As soon as V had her epinephrine, there was a marked improvement. She was able to wheeze out one word answers to us, and she seemed to be struggling a lot less. She had several x-rays done while she finished out an hour-long albuterol treatment. Everybody was starting to calm down and talk and joke a bit.
After about 90 intense minutes in the ER, V was stable.
The results of the bloodwork, cultures, and x-rays came back, it was determined that this was caused by croup. She would be admitted for observation, but probably only overnight.
Things are never quick and easy in the hospital. Everything takes a long time. She finally was admitted to the pediatric ward and finished her last albuterol treatment by about 10 pm. She was absolutely exhausted, and basically passed out during the treatment.

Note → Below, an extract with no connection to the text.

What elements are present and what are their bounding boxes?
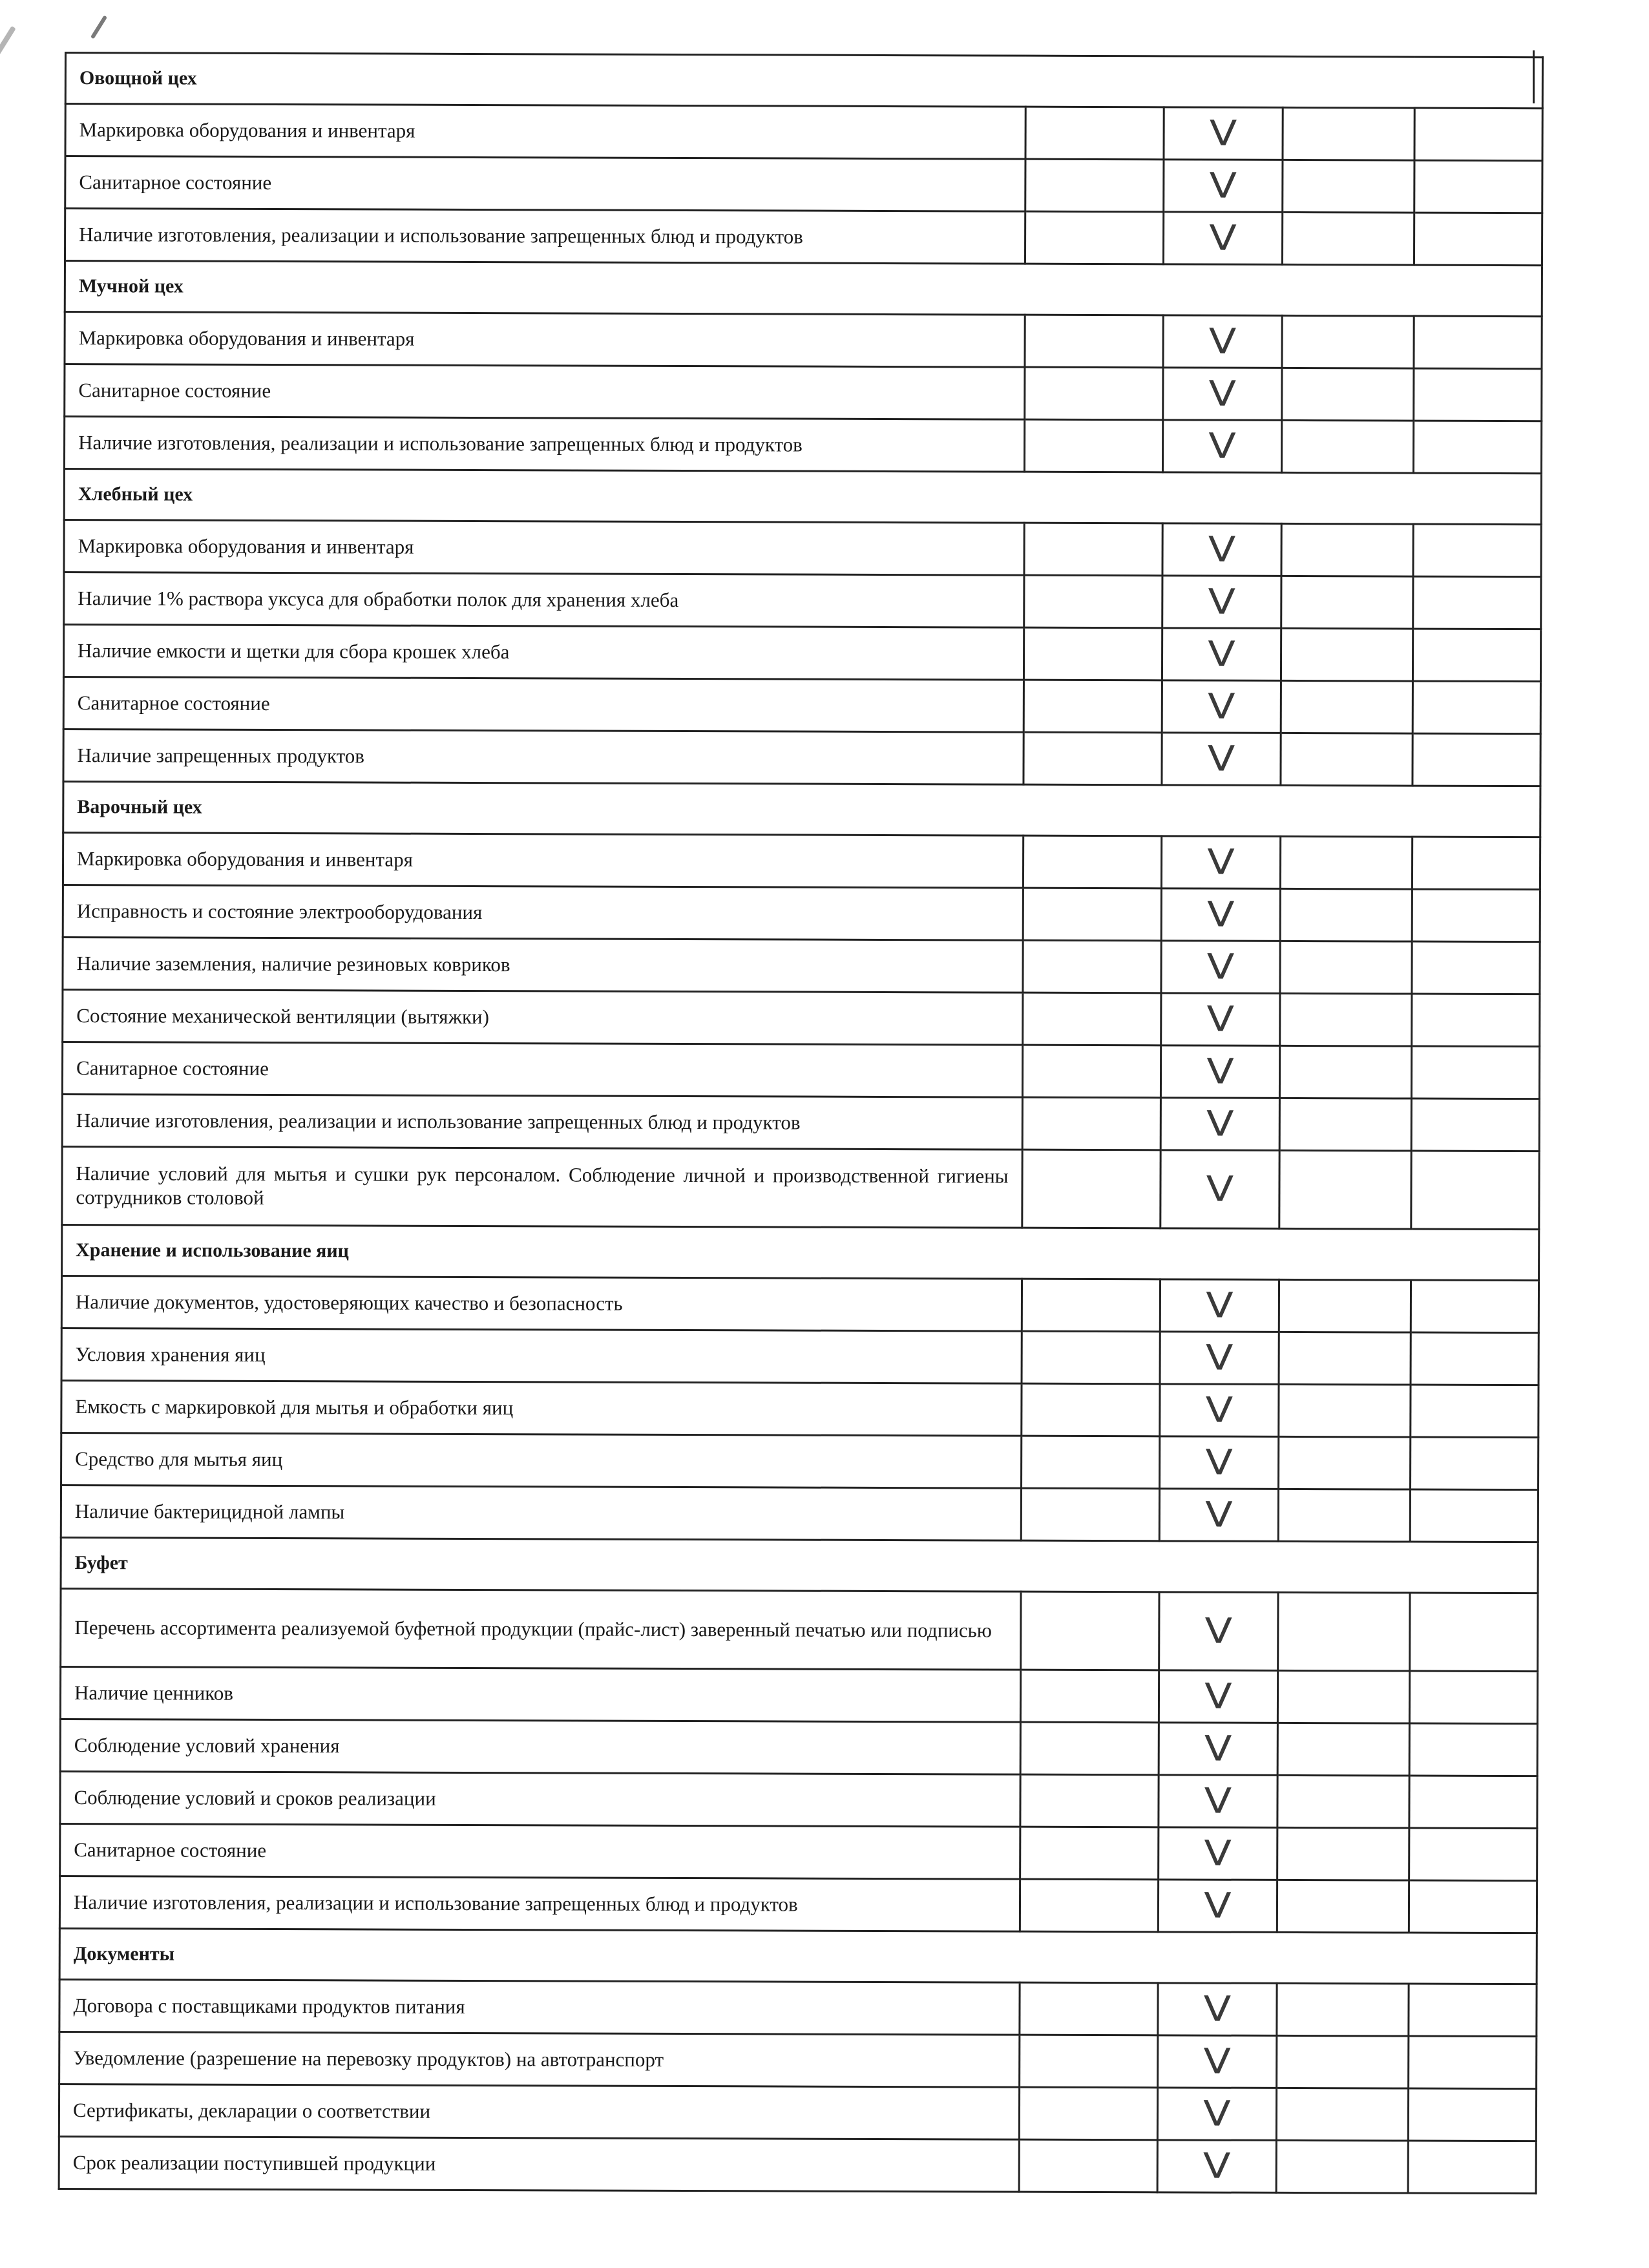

One by one, the nurses left, my dad came with supplies and then left, and my husband went home to be with the other kids and feed I by bottle overnight.
I paced the quiet room by myself for a bit, trying to unwind from the incredible stress that I had been holding in all day. I turned out the light but couldn’t sleep. I remembered her little chest heaving in and out harder than anything I’ve ever seen, and I lost it. I let myself lay there and finally cry it all out. The evening had been a parent’s nightmare come true.

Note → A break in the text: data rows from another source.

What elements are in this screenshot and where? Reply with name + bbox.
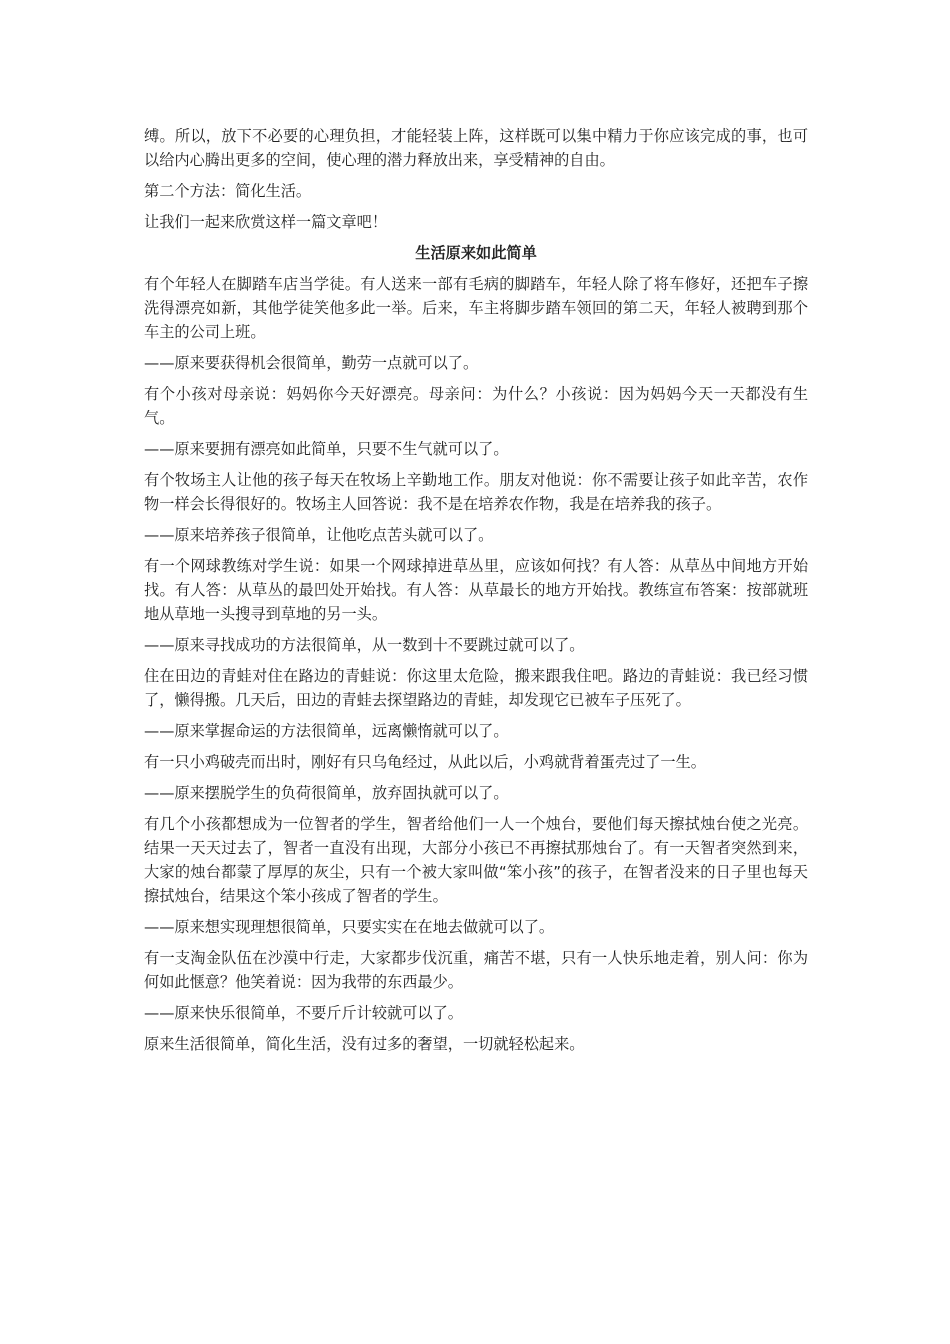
- story-paragraph: 住在田边的青蛙对住在路边的青蛙说：你这里太危险，搬来跟我住吧。路边的青蛙说：我已经习惯了，懒得搬。几天后，田边的青蛙去探望路边的青蛙，却发现它已被车子压死了。: [144, 667, 808, 709]
- conclusion-paragraph: 原来生活很简单，简化生活，没有过多的奢望，一切就轻松起来。: [144, 1035, 585, 1053]
- moral-line: ——原来摆脱学生的负荷很简单，放弃固执就可以了。: [144, 784, 509, 802]
- article-title: 生活原来如此简单: [415, 244, 537, 262]
- story-paragraph: 有个小孩对母亲说：妈妈你今天好漂亮。母亲问：为什么？小孩说：因为妈妈今天一天都没有生气。: [144, 385, 808, 427]
- intro-paragraph: 第二个方法：简化生活。: [144, 182, 312, 200]
- moral-line: ——原来掌握命运的方法很简单，远离懒惰就可以了。: [144, 722, 509, 740]
- moral-line: ——原来要获得机会很简单，勤劳一点就可以了。: [144, 354, 479, 372]
- moral-line: ——原来想实现理想很简单，只要实实在在地去做就可以了。: [144, 918, 555, 936]
- intro-paragraph: 让我们一起来欣赏这样一篇文章吧！: [144, 213, 387, 231]
- moral-line: ——原来寻找成功的方法很简单，从一数到十不要跳过就可以了。: [144, 636, 585, 654]
- story-paragraph: 有一只小鸡破壳而出时，刚好有只乌龟经过，从此以后，小鸡就背着蛋壳过了一生。: [144, 753, 706, 771]
- moral-line: ——原来要拥有漂亮如此简单，只要不生气就可以了。: [144, 440, 509, 458]
- story-paragraph: 有一个网球教练对学生说：如果一个网球掉进草丛里，应该如何找？有人答：从草丛中间地方开始找。有人答：从草丛的最凹处开始找。有人答：从草最长的地方开始找。教练宣布答案：按部就班地从草地一头搜寻到草地的另一头。: [144, 557, 808, 623]
- story-paragraph: 有一支淘金队伍在沙漠中行走，大家都步伐沉重，痛苦不堪，只有一人快乐地走着，别人问：你为何如此惬意？他笑着说：因为我带的东西最少。: [144, 949, 808, 991]
- moral-line: ——原来快乐很简单，不要斤斤计较就可以了。: [144, 1004, 463, 1022]
- moral-line: ——原来培养孩子很简单，让他吃点苦头就可以了。: [144, 526, 494, 544]
- document-page: [144, 124, 808, 1063]
- story-paragraph: 有个牧场主人让他的孩子每天在牧场上辛勤地工作。朋友对他说：你不需要让孩子如此辛苦，农作物一样会长得很好的。牧场主人回答说：我不是在培养农作物，我是在培养我的孩子。: [144, 471, 808, 513]
- intro-paragraph: 缚。所以，放下不必要的心理负担，才能轻装上阵，这样既可以集中精力于你应该完成的事，也可以给内心腾出更多的空间，使心理的潜力释放出来，享受精神的自由。: [144, 127, 808, 169]
- story-paragraph: 有个年轻人在脚踏车店当学徒。有人送来一部有毛病的脚踏车，年轻人除了将车修好，还把车子擦洗得漂亮如新，其他学徒笑他多此一举。后来，车主将脚步踏车领回的第二天，年轻人被聘到那个车主的公司上班。: [144, 275, 808, 341]
- story-paragraph: 有几个小孩都想成为一位智者的学生，智者给他们一人一个烛台，要他们每天擦拭烛台使之光亮。结果一天天过去了，智者一直没有出现，大部分小孩已不再擦拭那烛台了。有一天智者突然到来，大家的烛台都蒙了厚厚的灰尘，只有一个被大家叫做“笨小孩”的孩子，在智者没来的日子里也每天擦拭烛台，结果这个笨小孩成了智者的学生。: [144, 815, 808, 905]
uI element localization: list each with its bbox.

But the nightmare came around to a happy ending. She was stable and in good hands, and I was so incredibly thankful for her monitors. I don’t think I could have possibly thought about sleep without them beeping peacefully away throughout the night. Of course I couldn’t help myself from hovering over the crib and checking on her. I saw her heart rate gradually drop back to a normal level after her last treatment. I heard her breathing- deeply, slowly, quietly, as she soaked up her much needed rest. I think I may have slept for three or four hours total, but it was all I needed.
It will have been about 36 hours since she was admitted once this post is published, and she’s still in the hospital. She needed extra time because her little body had been through a LOT, and she just wasn’t ready to come home yet after only one night. But we’ve seen huge improvements in her appetite, energy, and general well-being, and she’s had no more difficulty breathing, thank God.
This bout with croup was terribly frightening. I want my baby home, but I know she’s where she needs to be right now.
The nurse was right- she’s going to be just fine.